Release Date: March 6
Director: Zack Snyder
Writers: David Hayter and Alex
Tse
Cinematographer: Larry Fong
Starring: Malin Akerman, Billy
Crudup, Jackie Earl Haley, Patrick Wilson
Studio/Run Time: Warner Bros.
Pictures, 163 mins.
Zack Snyder's adaptation of the
Watchmen graphic novel takes place in the mid-1980s, after
America won the Vietnam war and just before Richard Nixon's fourth
term. The U.S. won that war by enlisting the help of Jon Osterman, a
former scientist who was involved in a nuclear accident that,
naturally, turned him into a god-like blue man who lives
simultaneously in the past and the future. As near deity, Jon is able
to do almost anything he wants, like asking people to call him Dr.
Manhattan or zapping Vietcong with a wave of his hand. New York is
also populated by a second generation of costumed heroes, normal
people who fight crime like their parents did in a prior post-war
era. But the world is on the brink of nuclear war with the Soviets,
so many of these crusaders have retired or gone underground. Modern
threats have rendered masked heroes quaint.
Snyder’s previous film, 300,
was about a big, strong Spartan who pummeled the effeminate Persians
against the wishes of a corrupt security council. The political slant
of Watchmen is only slightly less transparent. Both films
lavish attention on violent individuals who deliver justice as they
see fit, on men who are principled brutes, and on women who are sexy,
strong and secondary. Each film’s overarching view is that war is
productive and weakness is not. The interest in sheer power is as
strong as the interest in human bodies, and where the two intersect,
Watchmen seems to vibrate with delight. We see the flesh of a
female calf ripped by a bullet, the intestines of a splattered victim
dangling from a ceiling, a prisoner’s skin melted by a basketful of
frying oil (can baskets be filled with oil?), and two arms sawn off
because they block access to someone who needs an ass-whoopin'.

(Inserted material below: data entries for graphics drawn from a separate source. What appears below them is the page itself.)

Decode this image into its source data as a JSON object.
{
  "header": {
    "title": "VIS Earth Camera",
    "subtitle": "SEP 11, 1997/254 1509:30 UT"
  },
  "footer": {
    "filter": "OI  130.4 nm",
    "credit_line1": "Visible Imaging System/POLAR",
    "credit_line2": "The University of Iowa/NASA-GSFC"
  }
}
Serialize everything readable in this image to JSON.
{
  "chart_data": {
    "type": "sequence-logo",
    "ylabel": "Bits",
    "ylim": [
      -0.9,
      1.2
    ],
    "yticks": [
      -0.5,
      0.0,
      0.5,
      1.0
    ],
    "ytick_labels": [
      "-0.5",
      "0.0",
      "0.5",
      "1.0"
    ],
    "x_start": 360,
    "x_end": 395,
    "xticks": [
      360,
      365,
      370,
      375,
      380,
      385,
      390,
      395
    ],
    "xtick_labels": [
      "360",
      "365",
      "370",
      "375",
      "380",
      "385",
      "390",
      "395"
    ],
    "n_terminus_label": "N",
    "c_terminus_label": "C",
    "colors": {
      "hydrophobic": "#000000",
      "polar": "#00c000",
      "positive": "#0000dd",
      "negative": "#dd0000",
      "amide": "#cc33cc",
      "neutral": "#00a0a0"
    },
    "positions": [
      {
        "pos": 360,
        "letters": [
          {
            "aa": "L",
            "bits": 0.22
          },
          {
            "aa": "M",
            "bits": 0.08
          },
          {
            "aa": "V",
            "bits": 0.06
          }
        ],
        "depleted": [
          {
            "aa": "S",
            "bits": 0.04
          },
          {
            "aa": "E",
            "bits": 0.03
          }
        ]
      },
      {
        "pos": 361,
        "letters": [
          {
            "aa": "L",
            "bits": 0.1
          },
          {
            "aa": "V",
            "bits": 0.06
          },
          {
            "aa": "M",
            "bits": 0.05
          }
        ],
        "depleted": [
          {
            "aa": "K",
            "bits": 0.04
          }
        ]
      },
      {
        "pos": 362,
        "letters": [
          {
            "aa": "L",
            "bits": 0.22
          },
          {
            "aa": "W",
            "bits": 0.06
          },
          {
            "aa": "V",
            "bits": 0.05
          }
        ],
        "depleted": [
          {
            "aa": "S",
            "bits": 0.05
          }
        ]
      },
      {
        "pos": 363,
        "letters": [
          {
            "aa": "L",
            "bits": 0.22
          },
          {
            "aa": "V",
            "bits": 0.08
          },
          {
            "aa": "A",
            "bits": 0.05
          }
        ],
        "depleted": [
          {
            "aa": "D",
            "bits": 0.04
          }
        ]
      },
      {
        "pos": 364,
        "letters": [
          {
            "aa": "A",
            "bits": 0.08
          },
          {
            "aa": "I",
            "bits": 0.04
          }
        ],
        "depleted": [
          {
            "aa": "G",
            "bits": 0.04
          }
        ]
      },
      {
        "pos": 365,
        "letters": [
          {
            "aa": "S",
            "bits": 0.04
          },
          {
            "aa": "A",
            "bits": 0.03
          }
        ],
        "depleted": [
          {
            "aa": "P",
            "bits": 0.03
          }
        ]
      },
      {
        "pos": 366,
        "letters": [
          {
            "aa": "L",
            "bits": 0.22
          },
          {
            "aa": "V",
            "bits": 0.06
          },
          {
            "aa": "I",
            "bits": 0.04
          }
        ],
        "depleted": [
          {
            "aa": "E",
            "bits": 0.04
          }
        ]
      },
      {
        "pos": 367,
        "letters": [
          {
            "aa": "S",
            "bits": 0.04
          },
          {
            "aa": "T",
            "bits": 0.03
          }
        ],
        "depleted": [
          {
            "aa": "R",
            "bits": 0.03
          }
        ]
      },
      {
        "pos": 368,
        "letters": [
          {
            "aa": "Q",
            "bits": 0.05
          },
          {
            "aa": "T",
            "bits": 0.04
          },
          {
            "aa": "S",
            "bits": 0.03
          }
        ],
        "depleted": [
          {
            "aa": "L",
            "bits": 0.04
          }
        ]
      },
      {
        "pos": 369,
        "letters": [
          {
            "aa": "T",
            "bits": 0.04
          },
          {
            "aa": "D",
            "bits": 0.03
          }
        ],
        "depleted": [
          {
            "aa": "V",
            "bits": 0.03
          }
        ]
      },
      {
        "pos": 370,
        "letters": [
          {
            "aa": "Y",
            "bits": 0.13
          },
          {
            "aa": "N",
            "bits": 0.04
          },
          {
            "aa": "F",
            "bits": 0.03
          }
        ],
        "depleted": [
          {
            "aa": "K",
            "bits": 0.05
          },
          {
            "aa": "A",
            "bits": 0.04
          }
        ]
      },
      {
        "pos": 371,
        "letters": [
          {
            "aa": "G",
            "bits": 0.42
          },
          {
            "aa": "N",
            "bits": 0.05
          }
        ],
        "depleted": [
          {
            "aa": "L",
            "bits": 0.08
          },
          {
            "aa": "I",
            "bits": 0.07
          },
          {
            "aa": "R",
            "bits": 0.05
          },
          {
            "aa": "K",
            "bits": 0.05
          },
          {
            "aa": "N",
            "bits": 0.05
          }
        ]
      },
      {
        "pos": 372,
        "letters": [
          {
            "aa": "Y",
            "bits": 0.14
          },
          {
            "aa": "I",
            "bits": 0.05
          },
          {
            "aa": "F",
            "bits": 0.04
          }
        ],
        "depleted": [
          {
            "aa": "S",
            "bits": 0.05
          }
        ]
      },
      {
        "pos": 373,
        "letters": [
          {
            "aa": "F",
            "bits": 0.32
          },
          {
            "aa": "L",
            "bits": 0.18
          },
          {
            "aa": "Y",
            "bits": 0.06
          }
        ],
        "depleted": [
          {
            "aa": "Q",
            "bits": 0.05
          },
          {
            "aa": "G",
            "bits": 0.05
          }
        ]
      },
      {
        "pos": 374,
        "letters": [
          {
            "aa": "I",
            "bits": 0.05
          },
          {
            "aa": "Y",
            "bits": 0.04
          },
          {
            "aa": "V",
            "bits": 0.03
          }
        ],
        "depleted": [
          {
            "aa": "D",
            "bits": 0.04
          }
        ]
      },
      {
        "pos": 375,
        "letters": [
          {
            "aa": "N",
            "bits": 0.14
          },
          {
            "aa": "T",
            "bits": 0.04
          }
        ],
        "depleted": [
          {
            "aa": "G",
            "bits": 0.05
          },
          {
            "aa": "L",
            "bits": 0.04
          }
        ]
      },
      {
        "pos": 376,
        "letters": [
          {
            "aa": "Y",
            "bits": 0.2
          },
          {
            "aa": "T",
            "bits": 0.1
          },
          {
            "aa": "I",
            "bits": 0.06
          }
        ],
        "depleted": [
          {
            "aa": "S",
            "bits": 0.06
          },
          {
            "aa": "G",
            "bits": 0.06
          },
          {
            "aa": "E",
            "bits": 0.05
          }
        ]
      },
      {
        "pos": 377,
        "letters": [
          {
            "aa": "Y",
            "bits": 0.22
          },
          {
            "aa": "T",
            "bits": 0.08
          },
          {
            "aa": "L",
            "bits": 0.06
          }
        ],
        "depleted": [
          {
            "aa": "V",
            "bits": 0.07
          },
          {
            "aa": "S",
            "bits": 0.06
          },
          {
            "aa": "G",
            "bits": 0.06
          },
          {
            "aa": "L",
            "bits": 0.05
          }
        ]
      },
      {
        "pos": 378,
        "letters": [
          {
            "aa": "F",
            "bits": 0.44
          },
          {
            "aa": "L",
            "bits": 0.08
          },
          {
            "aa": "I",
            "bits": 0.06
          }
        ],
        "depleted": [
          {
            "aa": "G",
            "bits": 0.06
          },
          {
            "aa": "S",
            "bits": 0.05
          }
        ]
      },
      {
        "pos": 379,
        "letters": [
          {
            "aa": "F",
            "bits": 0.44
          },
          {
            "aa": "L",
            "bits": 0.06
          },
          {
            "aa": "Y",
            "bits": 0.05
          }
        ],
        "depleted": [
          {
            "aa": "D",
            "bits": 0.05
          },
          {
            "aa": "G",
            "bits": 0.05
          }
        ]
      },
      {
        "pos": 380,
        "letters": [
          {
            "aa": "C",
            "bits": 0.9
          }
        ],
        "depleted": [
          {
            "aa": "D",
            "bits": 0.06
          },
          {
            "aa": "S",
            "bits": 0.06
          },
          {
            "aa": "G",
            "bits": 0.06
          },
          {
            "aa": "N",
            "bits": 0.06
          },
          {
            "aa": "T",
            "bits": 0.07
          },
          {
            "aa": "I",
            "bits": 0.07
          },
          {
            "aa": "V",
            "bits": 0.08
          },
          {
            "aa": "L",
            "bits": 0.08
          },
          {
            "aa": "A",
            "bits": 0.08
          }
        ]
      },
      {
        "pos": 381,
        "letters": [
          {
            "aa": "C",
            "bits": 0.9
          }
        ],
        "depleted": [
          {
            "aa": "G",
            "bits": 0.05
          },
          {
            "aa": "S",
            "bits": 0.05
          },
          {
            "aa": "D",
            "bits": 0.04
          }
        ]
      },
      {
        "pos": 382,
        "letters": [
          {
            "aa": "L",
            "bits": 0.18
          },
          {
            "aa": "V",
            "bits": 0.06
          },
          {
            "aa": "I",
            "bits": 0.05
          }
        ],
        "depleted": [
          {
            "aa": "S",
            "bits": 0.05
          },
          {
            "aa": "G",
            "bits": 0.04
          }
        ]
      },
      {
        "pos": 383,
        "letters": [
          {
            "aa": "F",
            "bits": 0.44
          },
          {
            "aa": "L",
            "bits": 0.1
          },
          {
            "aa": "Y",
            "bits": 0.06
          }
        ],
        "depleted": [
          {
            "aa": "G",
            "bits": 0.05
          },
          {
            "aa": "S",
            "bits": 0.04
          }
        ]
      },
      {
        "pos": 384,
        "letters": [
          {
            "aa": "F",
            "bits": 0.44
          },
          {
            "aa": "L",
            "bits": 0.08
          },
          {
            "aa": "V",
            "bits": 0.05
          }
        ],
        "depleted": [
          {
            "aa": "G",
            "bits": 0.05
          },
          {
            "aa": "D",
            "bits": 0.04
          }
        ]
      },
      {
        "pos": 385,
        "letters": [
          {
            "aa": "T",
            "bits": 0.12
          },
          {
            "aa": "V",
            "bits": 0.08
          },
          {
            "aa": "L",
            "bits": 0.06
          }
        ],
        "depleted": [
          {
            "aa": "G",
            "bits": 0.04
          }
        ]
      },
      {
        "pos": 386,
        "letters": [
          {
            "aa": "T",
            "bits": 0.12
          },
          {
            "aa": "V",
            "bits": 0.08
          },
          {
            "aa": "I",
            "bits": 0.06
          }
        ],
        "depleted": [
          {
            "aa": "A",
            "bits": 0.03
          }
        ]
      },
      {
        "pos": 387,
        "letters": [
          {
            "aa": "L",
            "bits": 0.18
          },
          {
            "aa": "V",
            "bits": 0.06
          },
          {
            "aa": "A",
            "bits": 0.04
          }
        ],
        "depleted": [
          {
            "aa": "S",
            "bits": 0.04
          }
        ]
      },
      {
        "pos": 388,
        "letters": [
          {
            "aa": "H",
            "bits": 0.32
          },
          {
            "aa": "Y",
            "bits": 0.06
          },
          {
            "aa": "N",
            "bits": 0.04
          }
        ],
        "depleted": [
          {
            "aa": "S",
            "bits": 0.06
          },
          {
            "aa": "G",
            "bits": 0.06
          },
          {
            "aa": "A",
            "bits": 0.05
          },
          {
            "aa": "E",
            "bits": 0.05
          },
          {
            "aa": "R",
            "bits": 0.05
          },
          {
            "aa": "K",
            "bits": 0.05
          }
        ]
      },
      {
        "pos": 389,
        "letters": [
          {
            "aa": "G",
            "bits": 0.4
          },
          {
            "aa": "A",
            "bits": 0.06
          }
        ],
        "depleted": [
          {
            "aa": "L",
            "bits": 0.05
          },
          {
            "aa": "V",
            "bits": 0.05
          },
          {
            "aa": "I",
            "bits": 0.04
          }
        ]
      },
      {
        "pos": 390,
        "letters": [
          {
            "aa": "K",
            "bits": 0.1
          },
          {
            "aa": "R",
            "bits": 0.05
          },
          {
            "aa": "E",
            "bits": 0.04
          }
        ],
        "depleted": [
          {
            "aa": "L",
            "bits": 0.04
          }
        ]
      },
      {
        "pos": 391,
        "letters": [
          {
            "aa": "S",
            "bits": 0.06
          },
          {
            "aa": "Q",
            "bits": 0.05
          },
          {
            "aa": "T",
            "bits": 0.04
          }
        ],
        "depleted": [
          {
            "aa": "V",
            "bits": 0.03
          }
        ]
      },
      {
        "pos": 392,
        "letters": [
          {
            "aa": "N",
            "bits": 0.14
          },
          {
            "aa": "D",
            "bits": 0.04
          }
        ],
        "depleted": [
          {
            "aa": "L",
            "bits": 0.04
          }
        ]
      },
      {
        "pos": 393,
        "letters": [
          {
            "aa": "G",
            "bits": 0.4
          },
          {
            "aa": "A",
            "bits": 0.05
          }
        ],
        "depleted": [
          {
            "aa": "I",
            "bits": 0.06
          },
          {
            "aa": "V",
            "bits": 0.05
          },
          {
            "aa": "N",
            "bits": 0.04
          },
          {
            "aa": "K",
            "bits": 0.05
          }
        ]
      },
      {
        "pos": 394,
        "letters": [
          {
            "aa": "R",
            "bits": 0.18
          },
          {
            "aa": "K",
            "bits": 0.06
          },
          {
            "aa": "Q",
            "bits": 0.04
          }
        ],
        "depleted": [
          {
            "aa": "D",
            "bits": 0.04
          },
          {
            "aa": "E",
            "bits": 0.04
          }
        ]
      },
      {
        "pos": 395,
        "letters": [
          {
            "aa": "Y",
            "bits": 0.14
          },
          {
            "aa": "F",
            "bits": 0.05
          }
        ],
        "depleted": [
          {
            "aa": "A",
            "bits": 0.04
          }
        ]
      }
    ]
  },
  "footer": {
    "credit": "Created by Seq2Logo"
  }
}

The film’s obsession with bodies in
conflict has a counterpoint in Dr. Manhattan. Gently voiced (and
partially faced) by Billy Crudup, he stands naked, ripped, glowing
and dispassionate through most of the film. Neither the attentions of
his beautiful girlfriend-heroine nor his research into unlimited
energy can raise his flaccid member. He has lost interest in the
whole of the earth.
The film's id is an inky-masked
character named Rorschach who metes justice with his fists and talks
with a throat full of gravel, like Clint Eastwood in Gran Torino,
who might very well be the inky one’s uncle. Rorschach, not the
disengaged blue god, is clearly the film's ideal. But Dan, a
character who shifts between those two poles, is the audience
surrogate, a geeky but muscled guy who can’t get it up until he
re-dons his Nite Owl costume and, along with a female partner, saves
a bunch of kids from an apartment fire. The two of them cap their
evening with a mutual orgasm of flame.
Unlike the typical superhero movie,
Watchmen is a film of big ideas, and one of them is that mass
carnage can usher in an era of peace. The major characters disagree
only in the particulars. Dr. Manhattan makes a point of neither
condemning nor condoning the film's most controversial,
world-altering event, because his head is in the clouds. (He looks as
if he’d rather be clearing brush.) Nixon and Kissinger, huddled in
a war room, are only slightly more grounded; in their worst-case
nuclear scenario they'll write off New England as collateral damage
and even see the loss of Harvard liberals as a silver lining. The
folks behind Watchmen may have taken the wrong lesson from Dr.
Strangelove.
Furthermore, this gang doesn’t seem
to realize how brief a violence-born peace may be. Remember when we
were all New Yorkers? The assumption of the film is that a moment
similar to the post-9/11 pause, if inflicted deeply enough, could
blanket the globe with peace indefinitely, and if it happens during
Nixon's reign it might preempt and best even Ronald Reagan who, as we
know, single-handedly defeated the USSR in our real world.
Snyder never seems to consider the
problems of macho justice. My advice to the entire naive lot—to the
blue god, Rorschach, the geeky-sexy couple, the effeminate liberal
(there's always an effeminate liberal) and Snyder himself—is this:
Do not overestimate the longevity of global unity or the
productiveness of violence, on any scale.